Guitarist Marc Ribot originally gained attention by playing with those iconoclastic Downtown Johns -- Zorn and Lurie -- in the early '80s. Later he cemented his reputation as a musical polymorph with session work for people like Elvis Costello and Tom Waits. However, it was mainly as the leader of Los Cubanos Postizos (The Prosthetic Cubans) that Ribot made a name for himself as a solo artist anywhere near the mainstream. The project, a personal take on the music of the blind Cuban son innovator Arsenio Rodriguez, was actually narrower in scope than any Ribot had previously attempted. However, like all the projects he's fronted -- from the avant-punk band Shrek to the deconstructed lounge music of the Restless Cosmopolitans -- the purpose seemed to be to get under the skin of late-20th-century music and infest it with new blood without destroying the surrounding tissue.
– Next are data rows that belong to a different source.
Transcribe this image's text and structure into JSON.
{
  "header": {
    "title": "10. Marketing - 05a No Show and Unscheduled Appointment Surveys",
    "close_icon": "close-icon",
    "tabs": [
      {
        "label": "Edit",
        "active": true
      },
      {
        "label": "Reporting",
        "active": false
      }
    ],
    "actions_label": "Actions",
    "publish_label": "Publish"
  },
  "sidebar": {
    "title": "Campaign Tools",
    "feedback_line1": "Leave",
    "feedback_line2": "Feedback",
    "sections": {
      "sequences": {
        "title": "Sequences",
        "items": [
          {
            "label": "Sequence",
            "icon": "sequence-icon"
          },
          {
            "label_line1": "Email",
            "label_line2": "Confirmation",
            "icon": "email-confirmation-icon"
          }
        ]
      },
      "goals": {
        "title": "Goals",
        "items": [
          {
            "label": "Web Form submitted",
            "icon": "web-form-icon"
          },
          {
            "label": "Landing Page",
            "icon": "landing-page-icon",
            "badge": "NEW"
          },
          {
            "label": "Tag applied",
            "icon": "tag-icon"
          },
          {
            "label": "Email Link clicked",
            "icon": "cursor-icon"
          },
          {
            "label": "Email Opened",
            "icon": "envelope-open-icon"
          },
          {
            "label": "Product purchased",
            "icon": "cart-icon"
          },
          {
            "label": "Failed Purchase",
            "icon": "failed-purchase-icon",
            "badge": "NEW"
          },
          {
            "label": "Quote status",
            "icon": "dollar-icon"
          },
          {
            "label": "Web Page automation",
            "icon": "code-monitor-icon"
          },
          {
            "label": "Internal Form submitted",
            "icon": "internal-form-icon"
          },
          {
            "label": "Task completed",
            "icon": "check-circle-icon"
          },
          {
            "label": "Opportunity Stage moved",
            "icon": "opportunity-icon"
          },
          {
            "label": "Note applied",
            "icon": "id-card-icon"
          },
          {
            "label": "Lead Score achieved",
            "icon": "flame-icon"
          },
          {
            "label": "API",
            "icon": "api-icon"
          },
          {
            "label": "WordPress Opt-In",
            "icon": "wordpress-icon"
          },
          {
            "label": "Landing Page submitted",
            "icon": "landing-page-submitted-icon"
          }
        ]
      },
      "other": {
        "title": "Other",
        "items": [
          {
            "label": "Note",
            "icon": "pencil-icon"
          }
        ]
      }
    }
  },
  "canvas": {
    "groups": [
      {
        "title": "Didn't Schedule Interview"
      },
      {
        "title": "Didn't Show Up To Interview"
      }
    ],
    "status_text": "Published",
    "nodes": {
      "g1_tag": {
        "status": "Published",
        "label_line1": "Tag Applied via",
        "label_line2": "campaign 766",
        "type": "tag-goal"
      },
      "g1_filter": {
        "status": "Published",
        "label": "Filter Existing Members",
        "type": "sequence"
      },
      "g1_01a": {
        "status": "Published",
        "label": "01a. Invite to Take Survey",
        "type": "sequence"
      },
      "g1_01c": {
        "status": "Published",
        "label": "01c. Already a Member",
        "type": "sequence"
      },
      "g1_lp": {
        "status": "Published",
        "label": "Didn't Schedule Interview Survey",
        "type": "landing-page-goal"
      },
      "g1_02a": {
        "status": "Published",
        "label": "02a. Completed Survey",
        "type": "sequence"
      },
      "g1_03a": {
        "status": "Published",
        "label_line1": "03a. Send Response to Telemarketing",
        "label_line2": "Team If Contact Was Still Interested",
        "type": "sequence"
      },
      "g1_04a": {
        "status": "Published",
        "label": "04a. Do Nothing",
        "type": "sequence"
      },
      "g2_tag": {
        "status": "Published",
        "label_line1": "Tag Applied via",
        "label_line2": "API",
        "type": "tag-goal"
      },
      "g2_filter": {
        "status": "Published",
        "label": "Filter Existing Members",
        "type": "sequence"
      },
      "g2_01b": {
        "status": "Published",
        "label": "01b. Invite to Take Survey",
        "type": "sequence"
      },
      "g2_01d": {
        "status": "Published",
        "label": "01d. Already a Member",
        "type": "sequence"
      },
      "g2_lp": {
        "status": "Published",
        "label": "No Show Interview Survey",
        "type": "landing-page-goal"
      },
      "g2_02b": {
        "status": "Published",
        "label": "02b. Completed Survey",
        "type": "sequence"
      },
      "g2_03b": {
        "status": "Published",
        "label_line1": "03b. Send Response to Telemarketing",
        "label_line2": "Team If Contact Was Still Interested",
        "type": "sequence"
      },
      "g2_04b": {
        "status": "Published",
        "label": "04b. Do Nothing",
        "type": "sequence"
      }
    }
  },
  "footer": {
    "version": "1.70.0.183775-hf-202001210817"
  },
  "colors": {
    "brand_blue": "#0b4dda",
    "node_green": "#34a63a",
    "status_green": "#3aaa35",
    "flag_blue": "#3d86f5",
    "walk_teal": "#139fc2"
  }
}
Last fall, Ribot released "Saints," his first album without a band. Half of the songs are covers of songs by people whom Ribot has either worked with or studied exhaustively: Zorn, Lurie, Bernstein, free-jazz pioneer Albert Ayler. But the other half are standards and traditional blues and gospel songs. There's even a version of John Lennon's "Happiness Is a Warm Gun." As experiments go, the album seems to be an attempt by Ribot to see if the methods that have served him well in his ensemble work will also succeed in a solo context.
Though played almost exclusively on electric guitar, "Saints" contains none of the distortion that often finds its way into Ribot's ensemble work, but the brinkmanship that he always brings to his improvisations remains intact. Like Hendrix and Wes Montgomery, Ribot's fingers seem to be plugged directly into a primordial musical database that allows him to transcend the limits of whatever "genre" he happens to be playing without losing sight of it. On an overly familiar standard like "St. James Infirmary," the melody comes through clearly even though Ribot doesn't actually play it.